In una notte d'estate di circa vent'anni anni fa, dal momento che non riuscivo a dormire, accesi la TV del soggiorno e mi misi a cazzeggiare con il telecomando alla ricerca di qualcosa di interessante, standomene sbivaccato sulla poltrona reclinabile, a torso nudo e con addosso un paio di boxer. Si erano fatte le tre e, dopo tantissimi zapping, mi sintonizzai in un canale privato che trasmetteva uno stuzzicante lungometraggio erotico di produzione francese.
«Minchia!» esclamai tra me e me, e inumidendo le labbra da adolescente allupato, dalla manovella sempre pronta. Non per niente, un mio compagno di scuola di allora, mi chiamava Segaiolman, un soprannome che non ritenni dispregiativo, al punto di identificarmi in un supereroe e nell'immaginarmi una S sul petto, tipo Superman.
Non appena mi fui assicurato che la porta del salone fosse chiusa, estrassi dalla tasca laterale un pacchetto di fazzoletti e mi abbassai i pantaloncini.
Ancora oggi ricordo con nitidezza alcune sequenze hot di quel film libidinoso: in un letto d’albergo, c’era una bonazza dai capelli neri a caschetto dalla frangia sexy, che si prodigava a cavalcare appassionatamente un marcantonio che le toccava e le succhiava le tette, piccole ma ben proporzionate.

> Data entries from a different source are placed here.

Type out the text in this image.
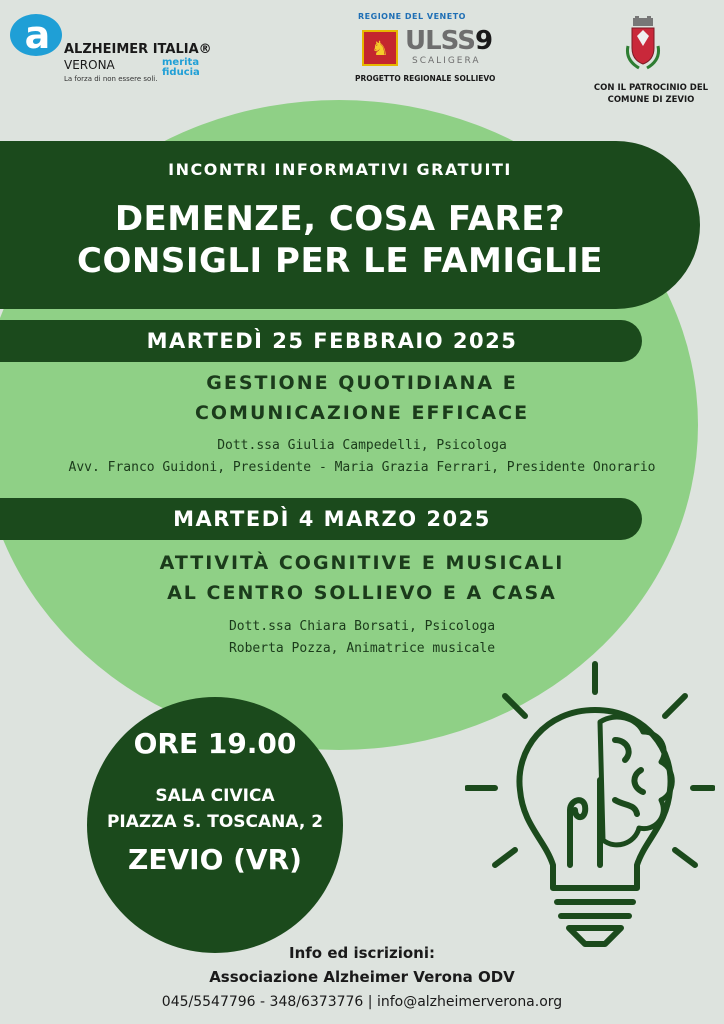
a ALZHEIMER ITALIA®
VERONA
La forza di non essere soli.
merita
fiducia
REGIONE DEL VENETO
♞ ULSS9
SCALIGERA
PROGETTO REGIONALE SOLLIEVO
CON IL PATROCINIO DEL
COMUNE DI ZEVIO
INCONTRI INFORMATIVI GRATUITI
DEMENZE, COSA FARE?
CONSIGLI PER LE FAMIGLIE
MARTEDÌ 25 FEBBRAIO 2025
GESTIONE QUOTIDIANA E
COMUNICAZIONE EFFICACE
Dott.ssa Giulia Campedelli, Psicologa
Avv. Franco Guidoni, Presidente - Maria Grazia Ferrari, Presidente Onorario
MARTEDÌ 4 MARZO 2025
ATTIVITÀ COGNITIVE E MUSICALI
AL CENTRO SOLLIEVO E A CASA
Dott.ssa Chiara Borsati, Psicologa
Roberta Pozza, Animatrice musicale
ORE 19.00
SALA CIVICA
PIAZZA S. TOSCANA, 2
ZEVIO (VR)
Info ed iscrizioni:
Associazione Alzheimer Verona ODV
045/5547796 - 348/6373776 | info@alzheimerverona.org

Nel mentre tiravo su e giù lo sventrapapere, proprio sul più bello, udii il rumore della maniglia della porta. In maniera goffa, sollevai i boxer, e con il telecomando, pigiai un tasto a caso, finendo in un canale di televendite dove un tizio reclamizzava a gran voce dei tappeti persiani.
A passo lento, entrò mio padre, che si incamminò in direzione del tavolo da pranzo per prendere l’accendino, le sigarette e gli occhiali da vista. 
Mi ritrovai così in una posizione po' buffa, ovverosia non più disteso ma seduto ingobbito, tenendo la gamba sinistra a terra per nascondere con il piede scalzo il pacchetto di fazzoletti, quella destra sul poggiapiedi, il telecomando adagiato sulla patta gonfia e le braccia arcuate appoggiate sui braccioli. Finsi di sbadigliare e cercai di guardare lo schermo con aria annoiata, difatti speravo che mio padre, per dirla alla toscana, non avesse capito... una sega di in che cosa mi stessi cimentando mezzo minuto prima.
«T'accatari un tappitu? (Ti devi comprare un tappeto?)» mi chiese il babbo in dialetto messinese con un'espressione sorniona, piazzandosi di profilo davanti all'apparecchio televisivo.
«Mah… sai… quasi quasi...» farfugliai.
«Occhio però, perché dovrai prestare attenzione a non macchiarlo» mi disse annuendo divertito e se ne andò accendendosi una sigaretta.
In quel preciso istante, desideravo per davvero un tappeto. Un tappeto volante per l'esattezza, per scappare lontano assieme al mio imbarazzo.